Complications also can affect a child's cognition, Earles said.
"Studies have shown that school-age children have mini-strokes, brain damage from the cells sickling that may not present itself as a full stroke," Earles said. "They need to have special testing to make sure if they have learning disabilities, those are identified."
Because so many things can go wrong as a result of sickle cell disease, it can be a difficult disorder to live with and a frustrating one to treat, Earles said.
"What's really frustrating, in my 25 years with this disease, is the more we've learned, the more we know we don't know," Earles said. "We learn things to prevent complications, and then we discover more complications and things we need to learn how to address."
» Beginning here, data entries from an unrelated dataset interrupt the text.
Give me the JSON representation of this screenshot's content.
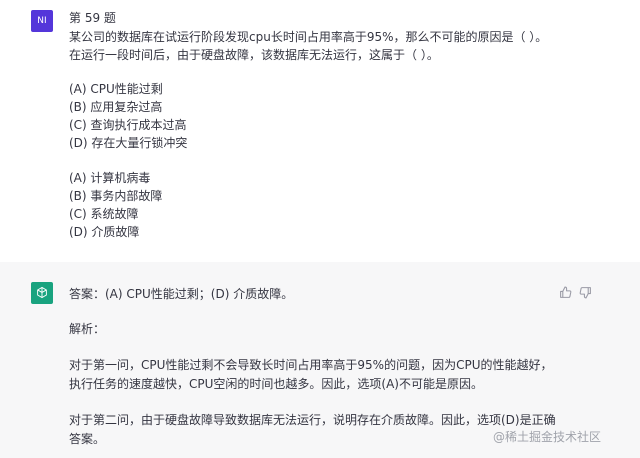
{
  "user": {
    "avatar_label": "NI",
    "lines": [
      "第 59 题",
      "某公司的数据库在试运行阶段发现cpu长时间占用率高于95%，那么不可能的原因是（ ）。",
      "在运行一段时间后，由于硬盘故障，该数据库无法运行，这属于（ ）。",
      "",
      "(A) CPU性能过剩",
      "(B) 应用复杂过高",
      "(C) 查询执行成本过高",
      "(D) 存在大量行锁冲突",
      "",
      "(A) 计算机病毒",
      "(B) 事务内部故障",
      "(C) 系统故障",
      "(D) 介质故障"
    ]
  },
  "assistant": {
    "answer": "答案：(A) CPU性能过剩；(D) 介质故障。",
    "analysis_label": "解析：",
    "para1_line1": "对于第一问，CPU性能过剩不会导致长时间占用率高于95%的问题，因为CPU的性能越好，",
    "para1_line2": "执行任务的速度越快，CPU空闲的时间也越多。因此，选项(A)不可能是原因。",
    "para2_line1": "对于第二问，由于硬盘故障导致数据库无法运行，说明存在介质故障。因此，选项(D)是正确",
    "para2_line2": "答案。"
  },
  "icons": {
    "bot_avatar": "openai-logo-icon",
    "thumbs_up": "thumbs-up-icon",
    "thumbs_down": "thumbs-down-icon"
  },
  "watermark": "@稀土掘金技术社区",
  "colors": {
    "user_avatar_bg": "#5436da",
    "bot_avatar_bg": "#19a37f",
    "assistant_bg": "#f7f7f8",
    "text": "#343541",
    "watermark": "#a0a3ab"
  }
}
But advances in genetic research have made it easier to predict certain complications. One recent study found genetic markers that could show which sickle cell patients are more likely to suffer a stroke. Other similar studies are ongoing, Edwards said.
Edwards is hopeful that as knowledge of human genetics grows, an actual cure will spring forth as researchers better understand the basic building blocks of humanity.
"Relative to other diseases, sickle cell could be the first disease to be wiped out using the information we've learned from the Human Genome Project," Edwards said.